IDEATO E DIRETTO
DA ANTONIO CANTARO
E FEDERICO LOSURDO

IDEATO E DIRETTO DA ANTONIO CANTARO E FEDERICO LOSURDO

Questione morale e crisi politica. L’intervista a Berlinguer di Scalfari

I partiti hanno degenerato e questa è l’origine dei malanni d’Italia. Oggi sono soprattutto macchine di potere e di clientela: scarsa o mistificata conoscenza della vita e dei problemi della società e della gente, idee, ideali, programmi pochi o vaghi, sentimenti e passione civile

Secondo lei, quel mutamento di metodi e di politica c’è o no?

«Francamente, no.
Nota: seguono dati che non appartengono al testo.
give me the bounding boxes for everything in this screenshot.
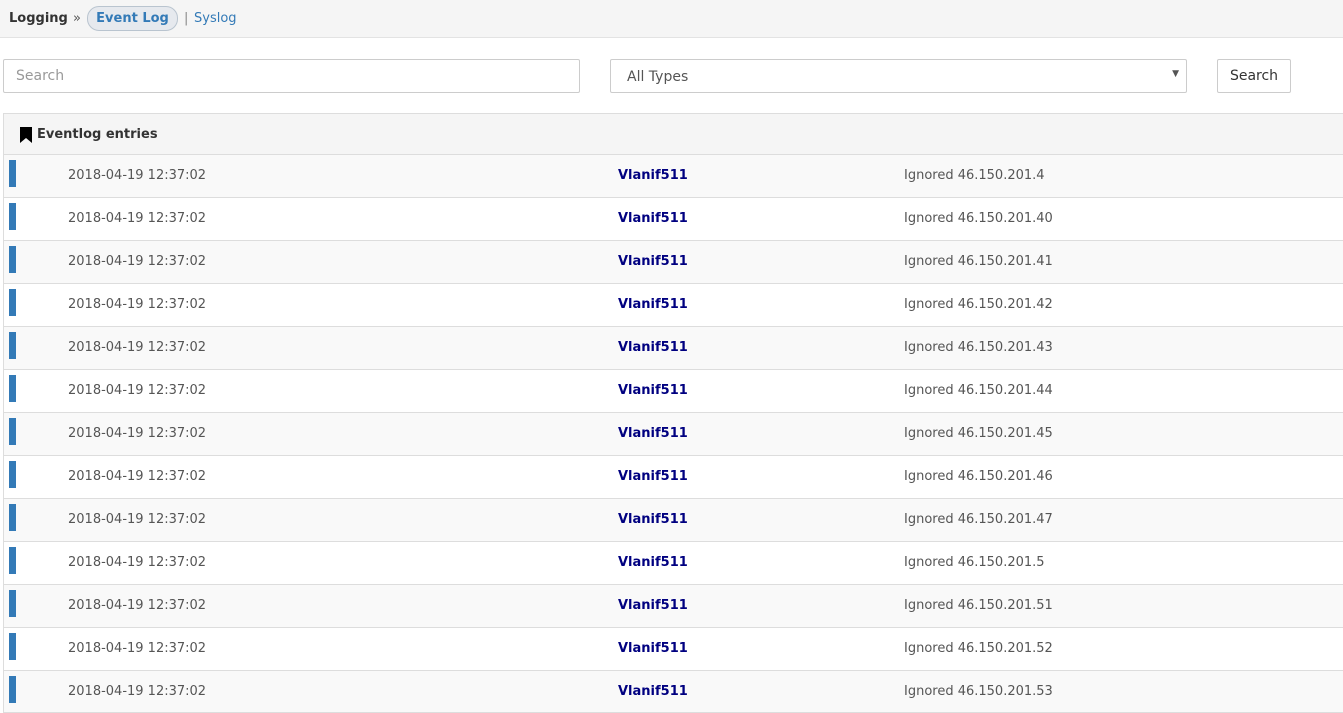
panel-heading: Eventlog entries (4, 114, 1343, 155)
breadcrumb-separator: » (73, 11, 81, 26)
table-row[interactable]: 2018-04-19 12:37:02 Vlanif511 Ignored 46.1… (4, 671, 1343, 712)
entry-message: Ignored 46.150.201.47 (904, 512, 1053, 527)
table-row[interactable]: 2018-04-19 12:37:02 Vlanif511 Ignored 46.1… (4, 413, 1343, 456)
severity-indicator (9, 504, 16, 531)
entry-message: Ignored 46.150.201.43 (904, 340, 1053, 355)
severity-indicator (9, 590, 16, 617)
table-row[interactable]: 2018-04-19 12:37:02 Vlanif511 Ignored 46.1… (4, 456, 1343, 499)
entry-interface-link[interactable]: Vlanif511 (618, 426, 688, 441)
table-row[interactable]: 2018-04-19 12:37:02 Vlanif511 Ignored 46.1… (4, 585, 1343, 628)
entry-interface-link[interactable]: Vlanif511 (618, 297, 688, 312)
panel-title: Eventlog entries (37, 127, 158, 142)
entry-interface-link[interactable]: Vlanif511 (618, 254, 688, 269)
entry-message: Ignored 46.150.201.51 (904, 598, 1053, 613)
table-row[interactable]: 2018-04-19 12:37:02 Vlanif511 Ignored 46.1… (4, 542, 1343, 585)
breadcrumb-root[interactable]: Logging (9, 11, 68, 26)
eventlog-panel: Eventlog entries 2018-04-19 12:37:02 Vlan… (3, 113, 1343, 713)
table-row[interactable]: 2018-04-19 12:37:02 Vlanif511 Ignored 46.1… (4, 370, 1343, 413)
entry-interface-link[interactable]: Vlanif511 (618, 641, 688, 656)
entry-timestamp: 2018-04-19 12:37:02 (68, 168, 207, 183)
caret-down-icon: ▼ (1172, 69, 1179, 79)
breadcrumb-event-log[interactable]: Event Log (87, 6, 178, 31)
entry-interface-link[interactable]: Vlanif511 (618, 469, 688, 484)
entry-timestamp: 2018-04-19 12:37:02 (68, 297, 207, 312)
entry-message: Ignored 46.150.201.41 (904, 254, 1053, 269)
entry-timestamp: 2018-04-19 12:37:02 (68, 641, 207, 656)
entry-message: Ignored 46.150.201.45 (904, 426, 1053, 441)
severity-indicator (9, 332, 16, 359)
entry-interface-link[interactable]: Vlanif511 (618, 555, 688, 570)
entry-timestamp: 2018-04-19 12:37:02 (68, 340, 207, 355)
table-row[interactable]: 2018-04-19 12:37:02 Vlanif511 Ignored 46.1… (4, 241, 1343, 284)
entry-message: Ignored 46.150.201.52 (904, 641, 1053, 656)
entry-timestamp: 2018-04-19 12:37:02 (68, 254, 207, 269)
entry-message: Ignored 46.150.201.42 (904, 297, 1053, 312)
table-row[interactable]: 2018-04-19 12:37:02 Vlanif511 Ignored 46.1… (4, 327, 1343, 370)
entry-message: Ignored 46.150.201.5 (904, 555, 1045, 570)
entry-timestamp: 2018-04-19 12:37:02 (68, 598, 207, 613)
eventlog-table: 2018-04-19 12:37:02 Vlanif511 Ignored 46.1… (4, 155, 1343, 712)
search-input[interactable] (3, 59, 580, 93)
entry-message: Ignored 46.150.201.4 (904, 168, 1045, 183)
entry-interface-link[interactable]: Vlanif511 (618, 512, 688, 527)
entry-interface-link[interactable]: Vlanif511 (618, 383, 688, 398)
severity-indicator (9, 633, 16, 660)
entry-timestamp: 2018-04-19 12:37:02 (68, 469, 207, 484)
severity-indicator (9, 203, 16, 230)
entry-timestamp: 2018-04-19 12:37:02 (68, 383, 207, 398)
entry-message: Ignored 46.150.201.40 (904, 211, 1053, 226)
severity-indicator (9, 461, 16, 488)
table-row[interactable]: 2018-04-19 12:37:02 Vlanif511 Ignored 46.1… (4, 499, 1343, 542)
entry-interface-link[interactable]: Vlanif511 (618, 684, 688, 699)
entry-message: Ignored 46.150.201.46 (904, 469, 1053, 484)
severity-indicator (9, 676, 16, 703)
severity-indicator (9, 547, 16, 574)
severity-indicator (9, 160, 16, 187)
entry-interface-link[interactable]: Vlanif511 (618, 211, 688, 226)
breadcrumb: Logging » Event Log | Syslog (0, 0, 1343, 38)
entry-message: Ignored 46.150.201.44 (904, 383, 1053, 398)
entry-interface-link[interactable]: Vlanif511 (618, 168, 688, 183)
entry-interface-link[interactable]: Vlanif511 (618, 340, 688, 355)
type-select[interactable]: All Types ▼ (610, 59, 1187, 93)
entry-timestamp: 2018-04-19 12:37:02 (68, 555, 207, 570)
bookmark-icon (20, 127, 32, 143)
breadcrumb-divider: | (184, 11, 189, 26)
entry-timestamp: 2018-04-19 12:37:02 (68, 211, 207, 226)
severity-indicator (9, 289, 16, 316)
search-button[interactable]: Search (1217, 59, 1291, 93)
table-row[interactable]: 2018-04-19 12:37:02 Vlanif511 Ignored 46.1… (4, 628, 1343, 671)
table-row[interactable]: 2018-04-19 12:37:02 Vlanif511 Ignored 46.1… (4, 284, 1343, 327)
entry-timestamp: 2018-04-19 12:37:02 (68, 684, 207, 699)
severity-indicator (9, 375, 16, 402)
breadcrumb-syslog-link[interactable]: Syslog (194, 11, 237, 26)
entry-timestamp: 2018-04-19 12:37:02 (68, 512, 207, 527)
entry-interface-link[interactable]: Vlanif511 (618, 598, 688, 613)
type-select-value: All Types (627, 69, 689, 85)
severity-indicator (9, 418, 16, 445)
severity-indicator (9, 246, 16, 273)
table-row[interactable]: 2018-04-19 12:37:02 Vlanif511 Ignored 46.1… (4, 155, 1343, 198)
entry-timestamp: 2018-04-19 12:37:02 (68, 426, 207, 441)
table-row[interactable]: 2018-04-19 12:37:02 Vlanif511 Ignored 46.1… (4, 198, 1343, 241)
entry-message: Ignored 46.150.201.53 (904, 684, 1053, 699)
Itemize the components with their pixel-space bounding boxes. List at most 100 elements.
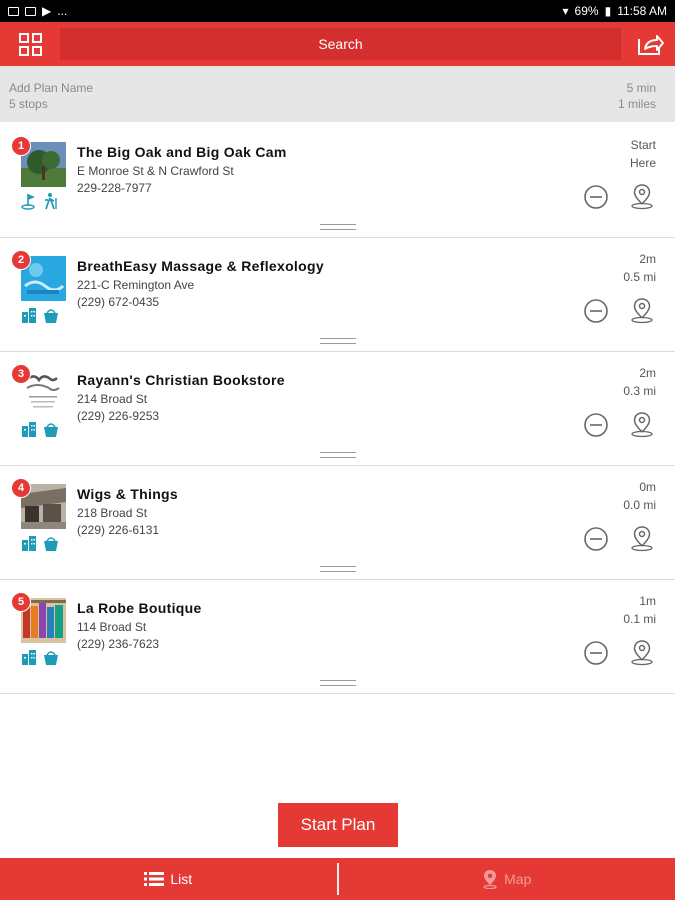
battery-level: 69% (574, 4, 599, 18)
stop-miles: 0.1 mi (623, 612, 656, 626)
clock: 11:58 AM (617, 4, 667, 18)
buildings-icon (22, 536, 36, 551)
plan-summary: Add Plan Name 5 stops 5 min 1 miles (0, 66, 675, 122)
remove-stop-button[interactable] (583, 298, 609, 324)
drag-handle[interactable] (320, 452, 356, 458)
stop-distance: 2m 0.5 mi (623, 250, 656, 286)
image-icon (25, 6, 36, 16)
stop-name: The Big Oak and Big Oak Cam (77, 144, 287, 160)
category-icons (20, 192, 60, 210)
map-pin-button[interactable] (628, 182, 656, 210)
tab-list[interactable]: List (0, 858, 337, 900)
start-plan-button[interactable]: Start Plan (278, 803, 398, 847)
stop-address: 218 Broad St (77, 506, 148, 520)
buildings-icon (22, 308, 36, 323)
stop-address: 221-C Remington Ave (77, 278, 195, 292)
tab-map[interactable]: Map (339, 858, 675, 900)
stop-distance: 0m 0.0 mi (623, 478, 656, 514)
status-bar: ▶ ... ▾ 69% ▮ 11:58 AM (0, 0, 675, 22)
category-icons (20, 420, 60, 438)
hiker-icon (45, 193, 57, 210)
list-icon (144, 872, 165, 886)
stop-item[interactable]: 1 The Big Oak and Big Oak Cam E Monroe S… (0, 124, 675, 238)
stop-name: BreathEasy Massage & Reflexology (77, 258, 324, 274)
remove-stop-button[interactable] (583, 640, 609, 666)
remove-stop-button[interactable] (583, 412, 609, 438)
stop-phone[interactable]: 229-228-7977 (77, 181, 152, 195)
plan-name-field[interactable]: Add Plan Name (9, 80, 93, 96)
drag-handle[interactable] (320, 224, 356, 230)
stop-item[interactable]: 4 Wigs & Things 218 Broad St (229) 226-6… (0, 466, 675, 580)
shopping-basket-icon (44, 309, 58, 323)
category-icons (20, 534, 60, 552)
buildings-icon (22, 422, 36, 437)
stop-number-badge: 3 (11, 364, 31, 384)
more-notifications: ... (57, 4, 68, 18)
stop-time: 2m (639, 252, 656, 266)
stop-miles: 0.0 mi (623, 498, 656, 512)
drag-handle[interactable] (320, 338, 356, 344)
stop-time: 1m (639, 594, 656, 608)
stop-number-badge: 4 (11, 478, 31, 498)
search-placeholder: Search (318, 36, 363, 52)
shopping-basket-icon (44, 537, 58, 551)
share-icon (638, 35, 664, 55)
battery-icon: ▮ (604, 4, 612, 18)
stop-phone[interactable]: (229) 672-0435 (77, 295, 159, 309)
grid-icon (18, 32, 42, 56)
map-pin-button[interactable] (628, 410, 656, 438)
bottom-nav: List Map (0, 858, 675, 900)
category-icons (20, 648, 60, 666)
shopping-basket-icon (44, 423, 58, 437)
buildings-icon (22, 650, 36, 665)
map-pin-button[interactable] (628, 296, 656, 324)
wifi-icon: ▾ (562, 4, 569, 18)
stop-time: Start (630, 138, 656, 152)
stop-distance: 1m 0.1 mi (623, 592, 656, 628)
total-time: 5 min (626, 81, 656, 95)
stop-number-badge: 2 (11, 250, 31, 270)
drag-handle[interactable] (320, 566, 356, 572)
stop-phone[interactable]: (229) 226-6131 (77, 523, 159, 537)
remove-stop-button[interactable] (583, 526, 609, 552)
stop-time: 2m (639, 366, 656, 380)
map-pin-button[interactable] (628, 638, 656, 666)
shopping-basket-icon (44, 651, 58, 665)
menu-grid-button[interactable] (0, 22, 60, 66)
category-icons (20, 306, 60, 324)
stop-item[interactable]: 2 BreathEasy Massage & Reflexology 221-C… (0, 238, 675, 352)
stop-item[interactable]: 3 Rayann's Christian Bookstore 214 Broad… (0, 352, 675, 466)
drag-handle[interactable] (320, 680, 356, 686)
stops-count: 5 stops (9, 97, 48, 111)
golf-icon (21, 194, 35, 210)
stop-item[interactable]: 5 La Robe Boutique 114 Broad St (229) 23… (0, 580, 675, 694)
stop-address: E Monroe St & N Crawford St (77, 164, 234, 178)
mail-icon (8, 6, 19, 16)
stop-number-badge: 5 (11, 592, 31, 612)
stop-phone[interactable]: (229) 236-7623 (77, 637, 159, 651)
map-pin-button[interactable] (628, 524, 656, 552)
stop-time: 0m (639, 480, 656, 494)
play-store-icon: ▶ (42, 4, 52, 18)
total-distance: 1 miles (617, 97, 656, 111)
map-pin-icon (483, 870, 497, 889)
stop-number-badge: 1 (11, 136, 31, 156)
tab-map-label: Map (504, 871, 532, 887)
stop-address: 214 Broad St (77, 392, 148, 406)
stop-phone[interactable]: (229) 226-9253 (77, 409, 159, 423)
search-input[interactable]: Search (60, 28, 621, 60)
stop-name: Rayann's Christian Bookstore (77, 372, 285, 388)
share-button[interactable] (635, 30, 665, 58)
stop-address: 114 Broad St (77, 620, 147, 634)
stops-list: 1 The Big Oak and Big Oak Cam E Monroe S… (0, 124, 675, 694)
stop-name: Wigs & Things (77, 486, 178, 502)
stop-miles: 0.5 mi (623, 270, 656, 284)
tab-list-label: List (170, 871, 193, 887)
stop-name: La Robe Boutique (77, 600, 202, 616)
remove-stop-button[interactable] (583, 184, 609, 210)
stop-miles: 0.3 mi (623, 384, 656, 398)
stop-miles: Here (629, 156, 656, 170)
stop-distance: 2m 0.3 mi (623, 364, 656, 400)
tab-divider (336, 863, 339, 895)
stop-distance: Start Here (630, 136, 656, 172)
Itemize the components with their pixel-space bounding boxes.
Lei forse lo vede? La gente se ne accorge? Vada in giro per la Sicilia, ad esempio: vedrà che in gran parte c’è stato un trasferimento di clientele. Non voglio affermare che sempre e dovunque sia così. Ma affermo che socialisti e socialdemocratici non hanno finora dato alcun segno di voler iniziare quella riforma del rapporto tra partiti e istituzioni – che poi non è altro che un corretto ripristino del dettato costituzionale – senza la quale non può cominciare alcun rinnovamento e senza la quale la questione morale resterà del tutto insoluta.»

Lei ha detto varie volte che la questione morale oggi è al centro della questione italiana. Perché?

«La questione morale non si esaurisce nel fatto che, essendoci dei ladri, dei corrotti, dei concussori in alte sfere della politica e dell’amministrazione, bisogna scovarli, bisogna denunciarli e bisogna metterli in galera. La questione morale, nell’Italia d’oggi, fa tutt’uno con l’occupazione dello stato da parte dei partiti governativi e delle loro correnti, fa tutt’uno con la guerra per bande, fa tutt’uno con la concezione della politica e con i metodi di governo di costoro, che vanno semplicemente abbandonati e superati. Ecco perché dico che la questione morale è il centro del problema italiano. Ecco perché gli altri partiti possono provare d’essere forze di serio rinnovamento soltanto se aggrediscono in pieno la questione morale andando alle sue cause politiche.»

Le cause politiche che hanno provocato questo sfascio morale: me ne dica una.

«Le dico quella che, secondo me, è la causa prima e decisiva: la discriminazione contro di noi.»

Non le sembra eccessivo Signor Segretario? Tutto nasce dal fatto che non siete stati ammessi al governo del Paese?

«Vorrei essere capito bene. Non dico che tutto nasca dal fatto che noi non siamo stati ammessi nel governo, quasi che, col nostro ingresso, di colpo si entrerebbe nell’Età dell’Oro (del resto noi non abbiamo mai chiesto l’elemosina d’esser “ammessi”). Dico che col nostro ingresso si pone fine ad una stortura e una amputazione della nostra democrazia, della vita dello Stato; dico che verrebbe a cessare il fatto che per trentacinque anni un terzo degli italiani è stato discriminato per ragioni politiche, che non è mai stato rappresentato nel governo, che il sistema politico è stato bloccato, che non c’ è stato alcun ricambio della classe dirigente, alcuna alternativa di metodi e di programmi. Il gioco è stato artificialmente ristretto al 60 per cento degli elettori; ma è chiaro che, con un gioco limitato al 60 per cento della rappresentanza parlamentare, i socialisti si vengono a trovare in una posizione chiave.»